2. Read and study The Researcher’s Guide to American Genealogy by Val D. Greenwood, 3rd edition (Baltimore: Genealogical Publishing Co., 2000). You may have already done this early in your genealogy education, but it is an excellent textbook on the basic sources genealogists use. It deserves a fresh reading every year or two. If there are any records mentioned that you do not have personal experience researching, then get to a local repository or archive and spend some serious time with the records.

Another reason to study this book:
The Board for Certification of Genealogists uses rubrics to judge the seven elements of the application portfolio.
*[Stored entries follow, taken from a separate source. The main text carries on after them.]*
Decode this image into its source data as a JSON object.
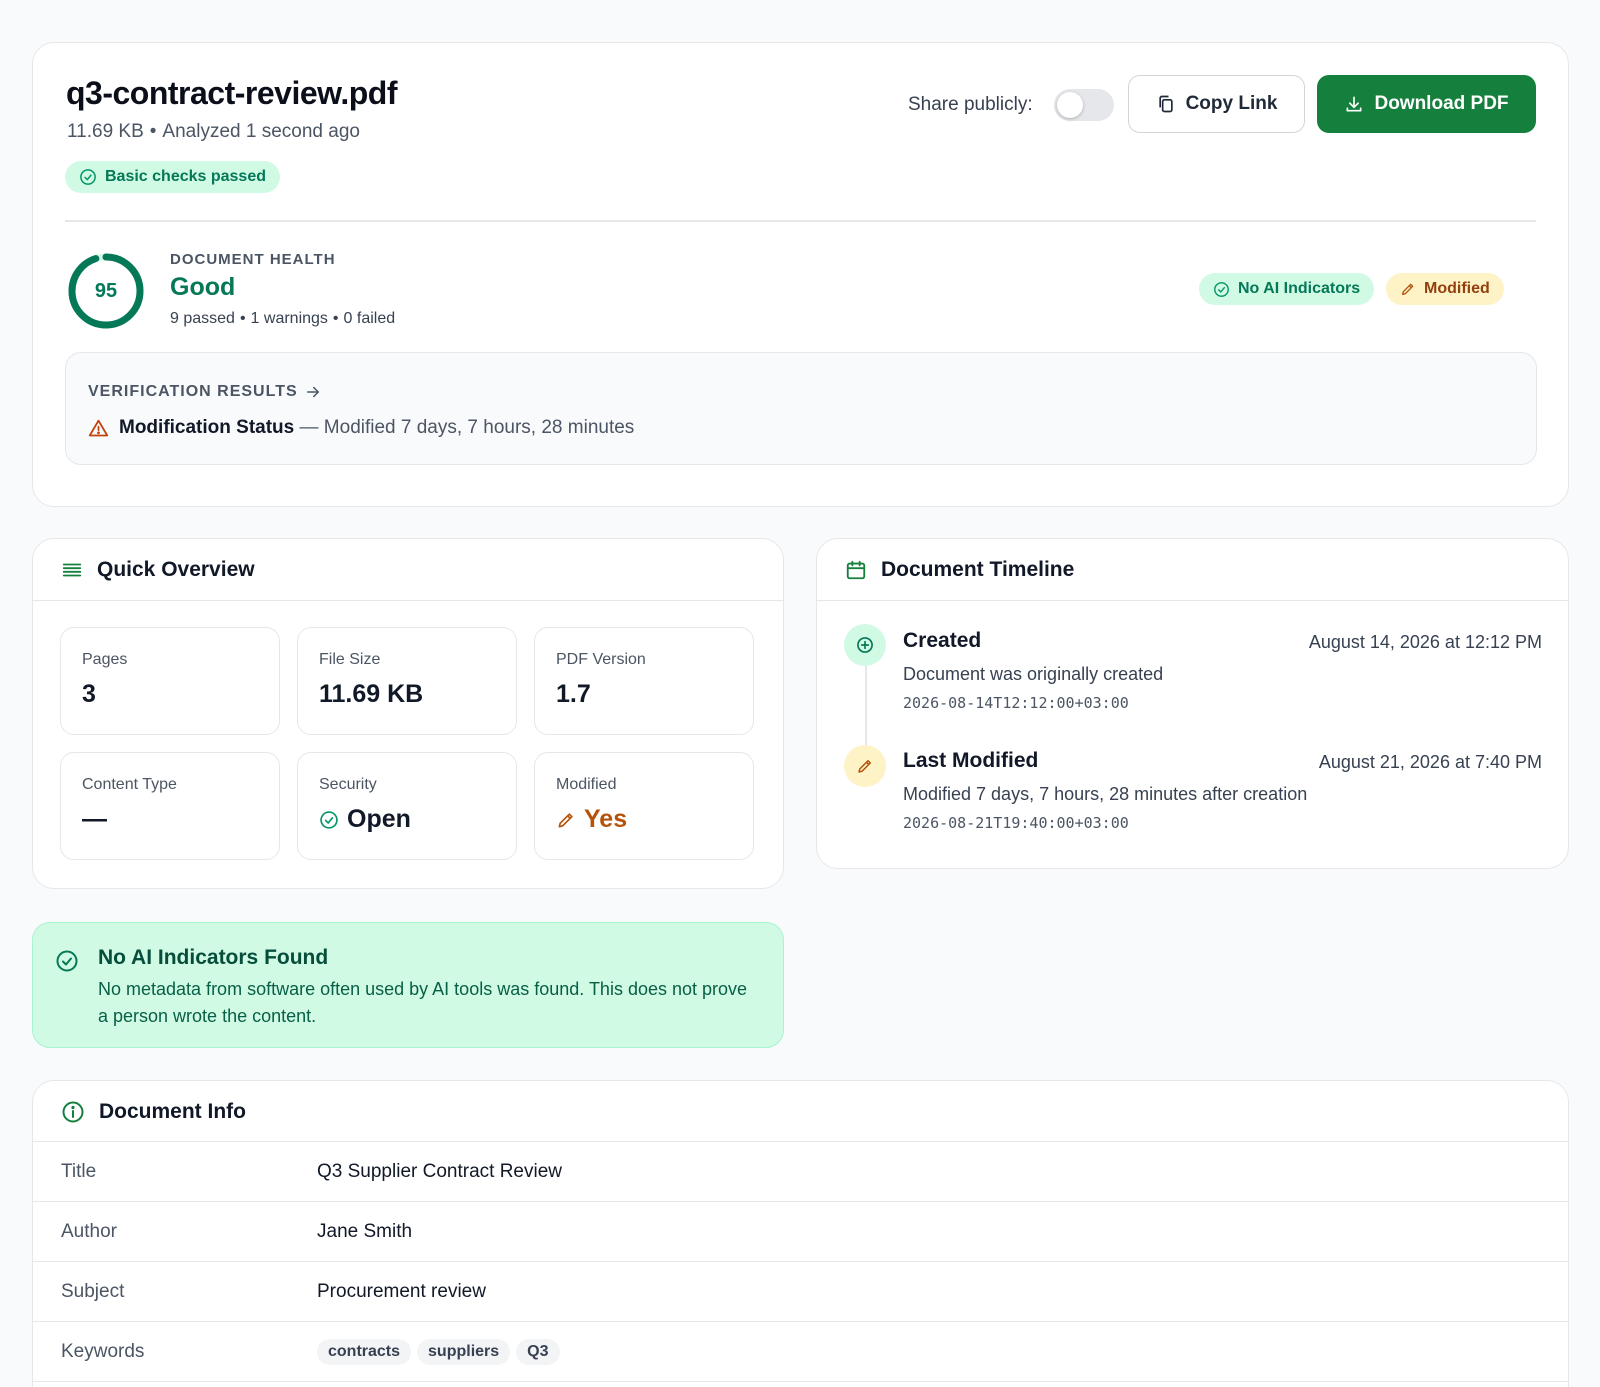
{
  "header": {
    "file_name": "q3-contract-review.pdf",
    "file_size": "11.69 KB",
    "analyzed": "Analyzed 1 second ago",
    "checks_badge": "Basic checks passed",
    "share_label": "Share publicly:",
    "share_enabled": false,
    "copy_link_label": "Copy Link",
    "download_label": "Download PDF"
  },
  "health": {
    "score": "95",
    "score_fraction": 0.95,
    "label": "DOCUMENT HEALTH",
    "status": "Good",
    "passed": "9 passed",
    "warnings": "1 warnings",
    "failed": "0 failed",
    "badges": {
      "no_ai": "No AI Indicators",
      "modified": "Modified"
    }
  },
  "verification": {
    "heading": "VERIFICATION RESULTS",
    "item_label": "Modification Status",
    "item_desc": "— Modified 7 days, 7 hours, 28 minutes"
  },
  "overview": {
    "title": "Quick Overview",
    "stats": [
      {
        "label": "Pages",
        "value": "3"
      },
      {
        "label": "File Size",
        "value": "11.69 KB"
      },
      {
        "label": "PDF Version",
        "value": "1.7"
      },
      {
        "label": "Content Type",
        "value": "—"
      },
      {
        "label": "Security",
        "value": "Open"
      },
      {
        "label": "Modified",
        "value": "Yes"
      }
    ]
  },
  "timeline": {
    "title": "Document Timeline",
    "events": [
      {
        "title": "Created",
        "date": "August 14, 2026 at 12:12 PM",
        "desc": "Document was originally created",
        "iso": "2026-08-14T12:12:00+03:00"
      },
      {
        "title": "Last Modified",
        "date": "August 21, 2026 at 7:40 PM",
        "desc": "Modified 7 days, 7 hours, 28 minutes after creation",
        "iso": "2026-08-21T19:40:00+03:00"
      }
    ]
  },
  "ai_banner": {
    "title": "No AI Indicators Found",
    "body": "No metadata from software often used by AI tools was found. This does not prove a person wrote the content."
  },
  "info": {
    "title": "Document Info",
    "rows": [
      {
        "key": "Title",
        "value": "Q3 Supplier Contract Review"
      },
      {
        "key": "Author",
        "value": "Jane Smith"
      },
      {
        "key": "Subject",
        "value": "Procurement review"
      },
      {
        "key": "Keywords",
        "tags": [
          "contracts",
          "suppliers",
          "Q3"
        ]
      }
    ]
  },
  "colors": {
    "accent_green": "#15803d",
    "success_text": "#047857",
    "warning_text": "#b45309",
    "success_bg": "#d1fae5",
    "warning_bg": "#fef3c7"
  },
  "icons": {
    "copy": "copy-icon",
    "download": "download-icon",
    "check_circle": "check-circle-icon",
    "pencil": "pencil-icon",
    "warning": "warning-triangle-icon",
    "arrow": "arrow-right-icon",
    "list": "list-icon",
    "calendar": "calendar-icon",
    "plus_circle": "plus-circle-icon",
    "info": "info-icon"
  }
}
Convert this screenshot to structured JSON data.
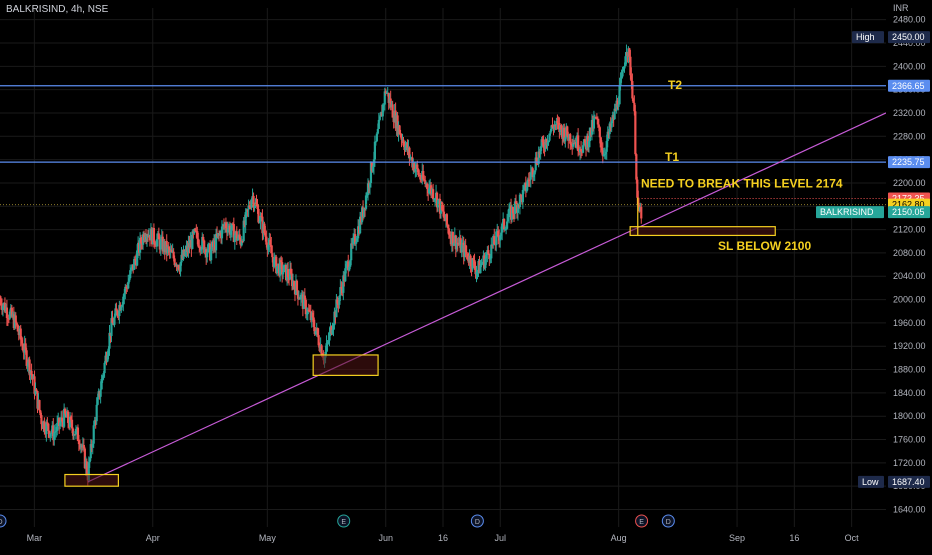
{
  "header": {
    "symbol_line": "BALKRISIND, 4h, NSE",
    "currency": "INR"
  },
  "colors": {
    "background": "#000000",
    "grid": "#1a1a1a",
    "up_candle": "#26a69a",
    "down_candle": "#ef5350",
    "level_line": "#5b8def",
    "trendline": "#c65bd6",
    "annotation": "#f5d020",
    "axis_text": "#b2b5be"
  },
  "chart_data": {
    "type": "candlestick",
    "title": "BALKRISIND, 4h, NSE",
    "ylim": [
      1610,
      2500
    ],
    "y_ticks": [
      2480,
      2440,
      2400,
      2360,
      2320,
      2280,
      2240,
      2200,
      2160,
      2120,
      2080,
      2040,
      2000,
      1960,
      1920,
      1880,
      1840,
      1800,
      1760,
      1720,
      1680,
      1640
    ],
    "x_labels": [
      {
        "label": "Mar",
        "date": "2023-03-01"
      },
      {
        "label": "Apr",
        "date": "2023-04-01"
      },
      {
        "label": "May",
        "date": "2023-05-01"
      },
      {
        "label": "Jun",
        "date": "2023-06-01"
      },
      {
        "label": "16",
        "date": "2023-06-16"
      },
      {
        "label": "Jul",
        "date": "2023-07-01"
      },
      {
        "label": "Aug",
        "date": "2023-08-01"
      },
      {
        "label": "Sep",
        "date": "2023-09-01"
      },
      {
        "label": "16",
        "date": "2023-09-16"
      },
      {
        "label": "Oct",
        "date": "2023-10-01"
      }
    ],
    "x_range": [
      "2023-02-20",
      "2023-10-10"
    ],
    "price_path": [
      [
        "2023-02-20",
        2000
      ],
      [
        "2023-02-24",
        1960
      ],
      [
        "2023-02-28",
        1880
      ],
      [
        "2023-03-03",
        1790
      ],
      [
        "2023-03-06",
        1770
      ],
      [
        "2023-03-09",
        1800
      ],
      [
        "2023-03-13",
        1760
      ],
      [
        "2023-03-15",
        1700
      ],
      [
        "2023-03-17",
        1800
      ],
      [
        "2023-03-21",
        1950
      ],
      [
        "2023-03-25",
        2020
      ],
      [
        "2023-03-30",
        2120
      ],
      [
        "2023-04-04",
        2090
      ],
      [
        "2023-04-08",
        2060
      ],
      [
        "2023-04-12",
        2110
      ],
      [
        "2023-04-16",
        2080
      ],
      [
        "2023-04-20",
        2130
      ],
      [
        "2023-04-24",
        2100
      ],
      [
        "2023-04-27",
        2180
      ],
      [
        "2023-04-29",
        2140
      ],
      [
        "2023-05-03",
        2060
      ],
      [
        "2023-05-07",
        2040
      ],
      [
        "2023-05-10",
        2000
      ],
      [
        "2023-05-13",
        1960
      ],
      [
        "2023-05-16",
        1900
      ],
      [
        "2023-05-18",
        1960
      ],
      [
        "2023-05-22",
        2060
      ],
      [
        "2023-05-26",
        2150
      ],
      [
        "2023-05-29",
        2250
      ],
      [
        "2023-06-01",
        2360
      ],
      [
        "2023-06-04",
        2300
      ],
      [
        "2023-06-07",
        2250
      ],
      [
        "2023-06-10",
        2210
      ],
      [
        "2023-06-14",
        2180
      ],
      [
        "2023-06-18",
        2110
      ],
      [
        "2023-06-22",
        2080
      ],
      [
        "2023-06-25",
        2050
      ],
      [
        "2023-06-28",
        2080
      ],
      [
        "2023-07-03",
        2140
      ],
      [
        "2023-07-07",
        2180
      ],
      [
        "2023-07-11",
        2250
      ],
      [
        "2023-07-15",
        2300
      ],
      [
        "2023-07-19",
        2280
      ],
      [
        "2023-07-23",
        2260
      ],
      [
        "2023-07-26",
        2310
      ],
      [
        "2023-07-28",
        2250
      ],
      [
        "2023-07-31",
        2320
      ],
      [
        "2023-08-02",
        2380
      ],
      [
        "2023-08-03",
        2440
      ],
      [
        "2023-08-04",
        2400
      ],
      [
        "2023-08-05",
        2330
      ],
      [
        "2023-08-06",
        2150
      ],
      [
        "2023-08-07",
        2150
      ]
    ],
    "horizontal_levels": [
      {
        "name": "T2",
        "price": 2366.65,
        "label": "2366.65"
      },
      {
        "name": "T1",
        "price": 2235.75,
        "label": "2235.75"
      }
    ],
    "axis_price_labels": [
      {
        "label": "High",
        "value": "2450.00",
        "price": 2450.0,
        "color": "#1e2a4a"
      },
      {
        "label": "",
        "value": "2366.65",
        "price": 2366.65,
        "color": "#5b8def"
      },
      {
        "label": "",
        "value": "2235.75",
        "price": 2235.75,
        "color": "#5b8def"
      },
      {
        "label": "",
        "value": "2173.35",
        "price": 2173.35,
        "color": "#ef5350"
      },
      {
        "label": "",
        "value": "2162.80",
        "price": 2162.8,
        "color": "#f5d020"
      },
      {
        "label": "BALKRISIND",
        "value": "2150.05",
        "price": 2150.05,
        "color": "#26a69a"
      },
      {
        "label": "Low",
        "value": "1687.40",
        "price": 1687.4,
        "color": "#1e2a4a"
      }
    ],
    "trendline": {
      "from": [
        "2023-03-15",
        1687.4
      ],
      "to": [
        "2023-10-10",
        2320
      ]
    },
    "annotations": {
      "t2": "T2",
      "t1": "T1",
      "break_level": "NEED TO BREAK THIS LEVEL 2174",
      "stop_loss": "SL BELOW 2100"
    },
    "markers": [
      {
        "label": "D",
        "date": "2023-02-20"
      },
      {
        "label": "E",
        "date": "2023-05-21"
      },
      {
        "label": "D",
        "date": "2023-06-25"
      },
      {
        "label": "E",
        "date": "2023-08-07"
      },
      {
        "label": "D",
        "date": "2023-08-14"
      }
    ]
  }
}
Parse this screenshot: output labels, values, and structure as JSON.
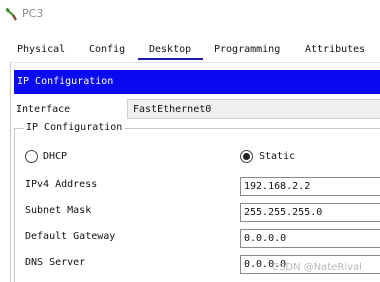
{
  "window": {
    "title": "PC3",
    "icon": "packet-tracer-pc-icon"
  },
  "tabs": [
    {
      "label": "Physical"
    },
    {
      "label": "Config"
    },
    {
      "label": "Desktop"
    },
    {
      "label": "Programming"
    },
    {
      "label": "Attributes"
    }
  ],
  "active_tab": "Desktop",
  "header": {
    "title": "IP Configuration"
  },
  "interface": {
    "label": "Interface",
    "value": "FastEthernet0"
  },
  "group": {
    "legend": "IP Configuration",
    "dhcp_label": "DHCP",
    "static_label": "Static",
    "selected": "Static"
  },
  "fields": {
    "ipv4": {
      "label": "IPv4 Address",
      "value": "192.168.2.2"
    },
    "subnet": {
      "label": "Subnet Mask",
      "value": "255.255.255.0"
    },
    "gateway": {
      "label": "Default Gateway",
      "value": "0.0.0.0"
    },
    "dns": {
      "label": "DNS Server",
      "value": "0.0.0.0"
    }
  },
  "watermark": "CSDN @NateRival",
  "colors": {
    "header_bg": "#0a0af0",
    "tab_underline": "#1a1aa6"
  }
}
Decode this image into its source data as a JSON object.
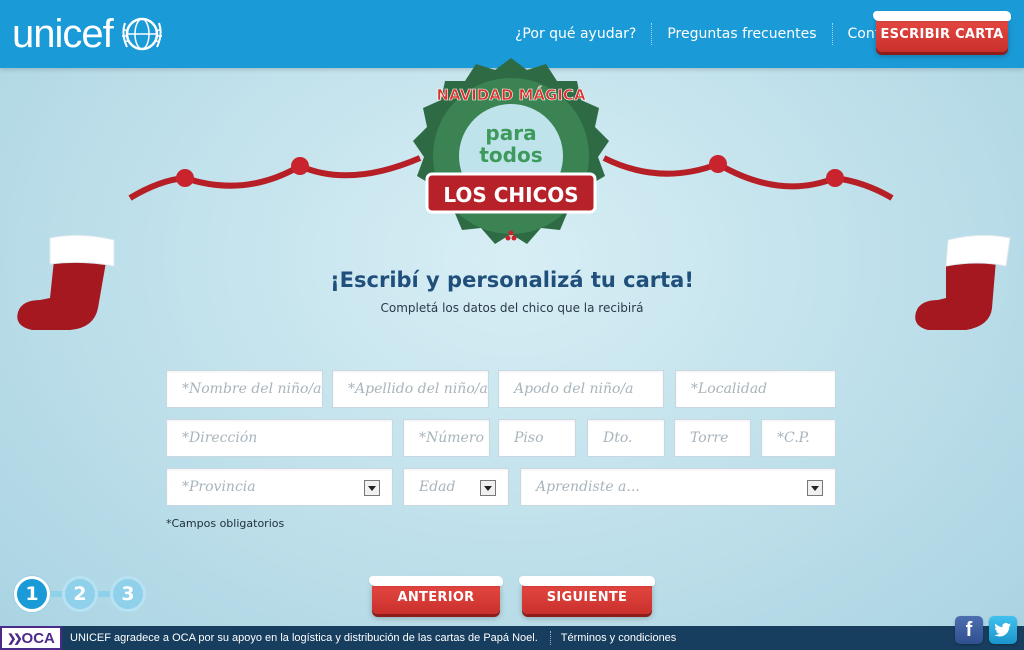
{
  "header": {
    "logo_text": "unicef",
    "nav": [
      {
        "label": "¿Por qué ayudar?"
      },
      {
        "label": "Preguntas frecuentes"
      },
      {
        "label": "Contacto"
      }
    ],
    "cta_label": "ESCRIBIR CARTA"
  },
  "badge": {
    "line1": "NAVIDAD MÁGICA",
    "line2": "para",
    "line3": "todos",
    "line4": "LOS CHICOS"
  },
  "main": {
    "title": "¡Escribí y personalizá tu carta!",
    "subtitle": "Completá los datos del chico que la recibirá"
  },
  "form": {
    "nombre_placeholder": "*Nombre del niño/a",
    "apellido_placeholder": "*Apellido del niño/a",
    "apodo_placeholder": "Apodo del niño/a",
    "localidad_placeholder": "*Localidad",
    "direccion_placeholder": "*Dirección",
    "numero_placeholder": "*Número",
    "piso_placeholder": "Piso",
    "dto_placeholder": "Dto.",
    "torre_placeholder": "Torre",
    "cp_placeholder": "*C.P.",
    "provincia_value": "*Provincia",
    "edad_value": "Edad",
    "aprendiste_value": "Aprendiste a...",
    "required_note": "*Campos obligatorios"
  },
  "steps": {
    "items": [
      "1",
      "2",
      "3"
    ],
    "active": "1"
  },
  "nav_buttons": {
    "prev_label": "ANTERIOR",
    "next_label": "SIGUIENTE"
  },
  "footer": {
    "oca_logo": "OCA",
    "thanks_text": "UNICEF agradece a OCA por su apoyo en la logística y distribución de las cartas de Papá Noel.",
    "terms_label": "Términos y condiciones",
    "facebook_glyph": "f",
    "twitter_glyph": "t"
  },
  "colors": {
    "header_blue": "#1b9ad8",
    "button_red": "#d33b36",
    "footer_navy": "#173e5f",
    "badge_green": "#2e6b45"
  }
}
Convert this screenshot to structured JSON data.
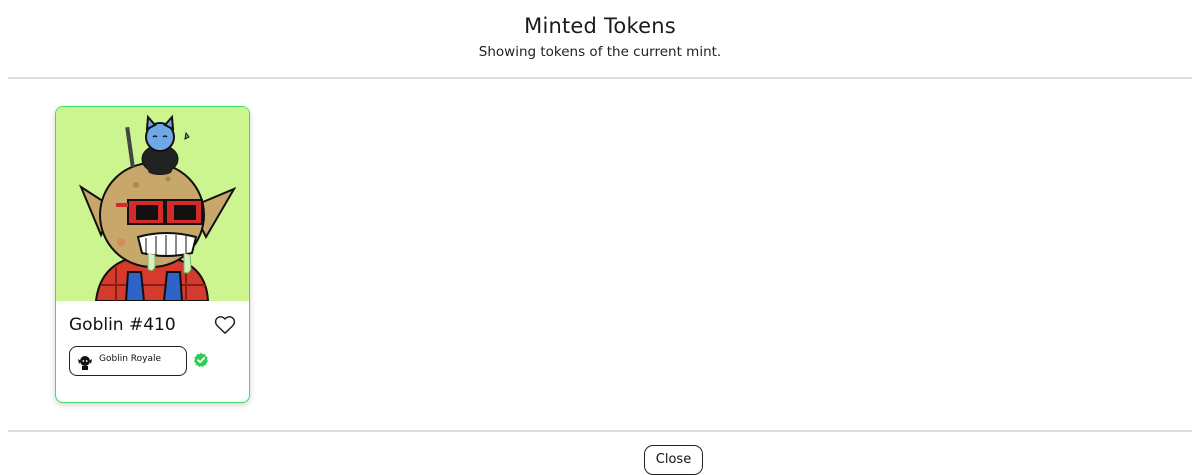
{
  "header": {
    "title": "Minted Tokens",
    "subtitle": "Showing tokens of the current mint."
  },
  "tokens": [
    {
      "name": "Goblin #410",
      "collection": "Goblin Royale",
      "verified": true,
      "image_background": "#cdf58f",
      "image_alt": "goblin-nft-art"
    }
  ],
  "footer": {
    "close_label": "Close"
  },
  "colors": {
    "card_border": "#47d86a",
    "verified_badge": "#2ecc55",
    "divider": "#dcdcdc"
  },
  "icons": {
    "favorite": "heart-icon",
    "verified": "verified-check-icon",
    "collection_avatar": "collection-avatar-icon"
  }
}
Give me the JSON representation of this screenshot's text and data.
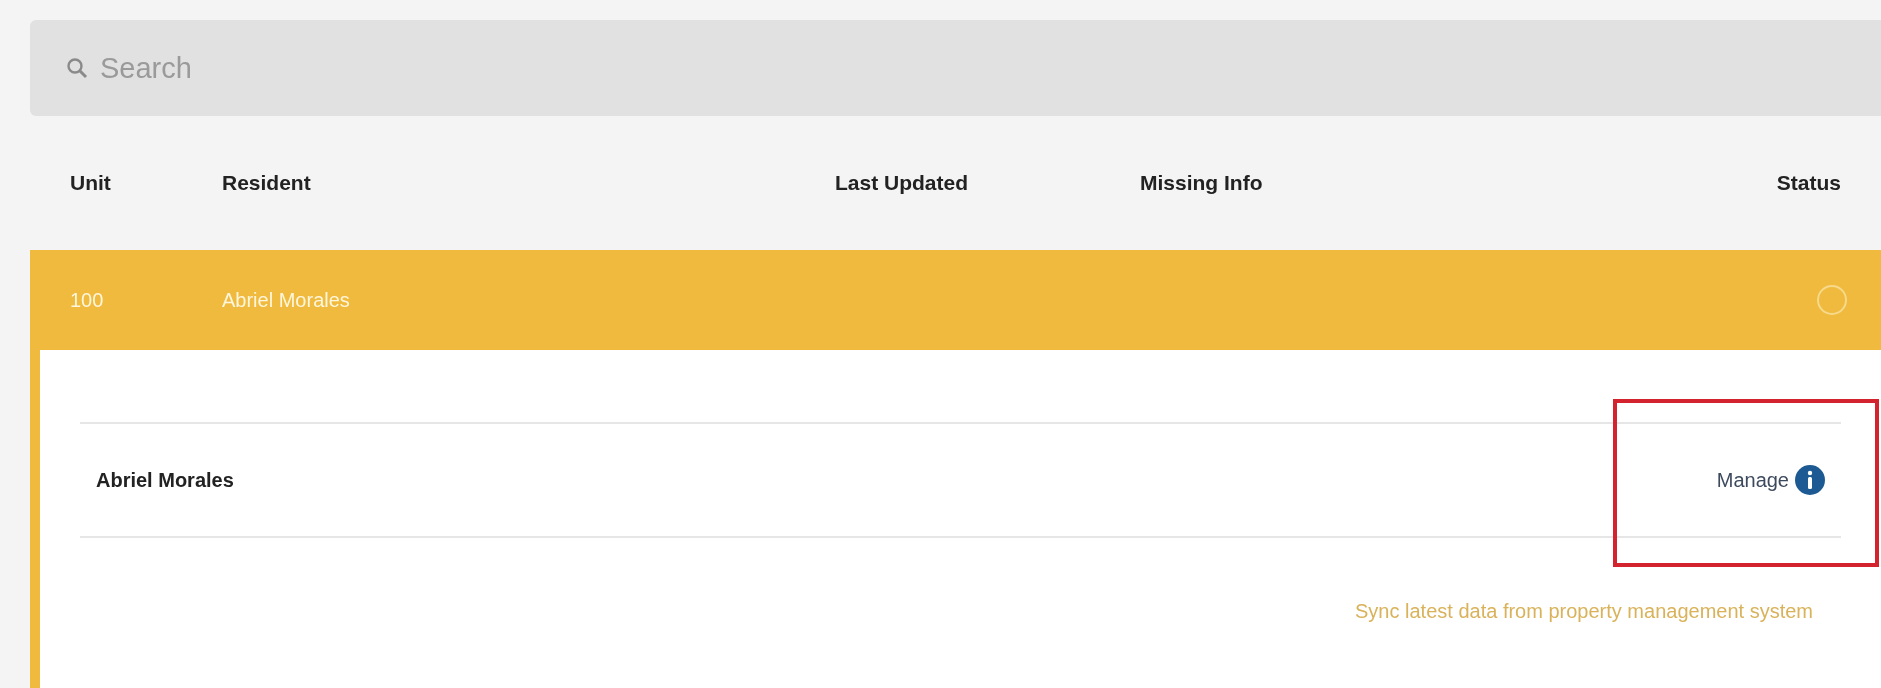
{
  "search": {
    "placeholder": "Search"
  },
  "columns": [
    {
      "label": "Unit",
      "kind": "unit"
    },
    {
      "label": "Resident",
      "kind": "resident"
    },
    {
      "label": "Last Updated",
      "kind": "updated"
    },
    {
      "label": "Missing Info",
      "kind": "missing"
    },
    {
      "label": "Status",
      "kind": "status"
    }
  ],
  "rows": [
    {
      "unit": "100",
      "resident": "Abriel Morales",
      "expanded": true,
      "status_checked": false,
      "residents": [
        {
          "name": "Abriel Morales",
          "action": "Manage",
          "highlighted": true
        }
      ],
      "sync_link": "Sync latest data from property management system"
    }
  ]
}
The rubric RR2 on page 3 reads:

“Research covered commonly used sources relevant to the problem and extended to those that might illuminate or challenge other findings in the time allowed; and it proceeded in a logical sequence.2

            The footnote #2 states: “‘Commonly used sources’ are defined here as those addressed by
            chapter titles in part 2 of Val D. Greenwood, The Researcher’s Guide to American 
            Genealogy, 3rd edition (Baltimore: Genealogical Publishing Co., 2000).”

You will want to be familiar with, and have experience working with, all the record types that will be included in the evaluation process. Note that the rubric specifies "sources relevant to the problem." You will use your knowledge and experience to determine which sources are relevant to your specific research question. 

3. Read the following articles by Judy Kellar Fox on SpringBoard, the BCG blog:

            Are You Searching or Researching?
4. Read the following articles by Elizabeth Shown Mills on QuickTips, the blog at Evidence

            Reasonably Exhaustive Research: Quantity or Quality?

5. Read the article "A Lesson in Reasonably Exhaustive Research" by Melissa A. Johnson, CG in the November 2015 edition of the NGS Monthly. Members of the National Genealogical Society can access the NGS Monthly at

Formal study options:

6. Michael Hait, CG presented a webinar on “What is a ‘Reasonably Exhaustive Search?” for Legacy Family Tree Webinars. Since this presentation was given BCG has changed the first element of the GPS to be reasonably exhaustive “research” rather than “search.” The recorded version and handout are available to Legacy Family Tree Webinar subscribers at

7. To hear an example of reasonably exhaustive research in a case study, you may want to order a CD of the lecture Reasonably Exhaustive Research: An Immigrant Case Study by F. Warren Bittner, CG, given at the FGS national conference in 2012.  

8. In the past many students took the NGS American Genealogy course (home-study or on CD) to gain experience working with a wide range of genealogical sources. This course is being replaced by a new series of online courses, American Genealogical Studies. This series looks good, but is not yet complete and so does not cover all the records types necessary for reasonably exhaustive research.

There are other courses available, and I would recommend evaluating courses by the thoroughness in the types of records they cover, and if they have assignments to work with records in repositories and archives. Hands-on experience with the records is a better teacher than just reading about each type of record.

9. If you enjoy in-person instruction then I would recommend an intermediate genealogy course at a genealogy institute. These courses generally cover all the records needed to conduct reasonably exhaustive research, and also include some sessions on methodology. Here are some options available in 2016:
  • Intermediate Genealogy course at the Genealogical Research Institute of Pittsburgh (GRIP) 2016 -- Paula Stuart Warren, CG (coordinator)                               

Feel free to comment on other resources you have found helpful in studying the Genealogical Proof Standard.

These are just ideas for you to add to your individual education plan as you choose. They are NOT meant to be a checklist where you have to read/study/participate in every option.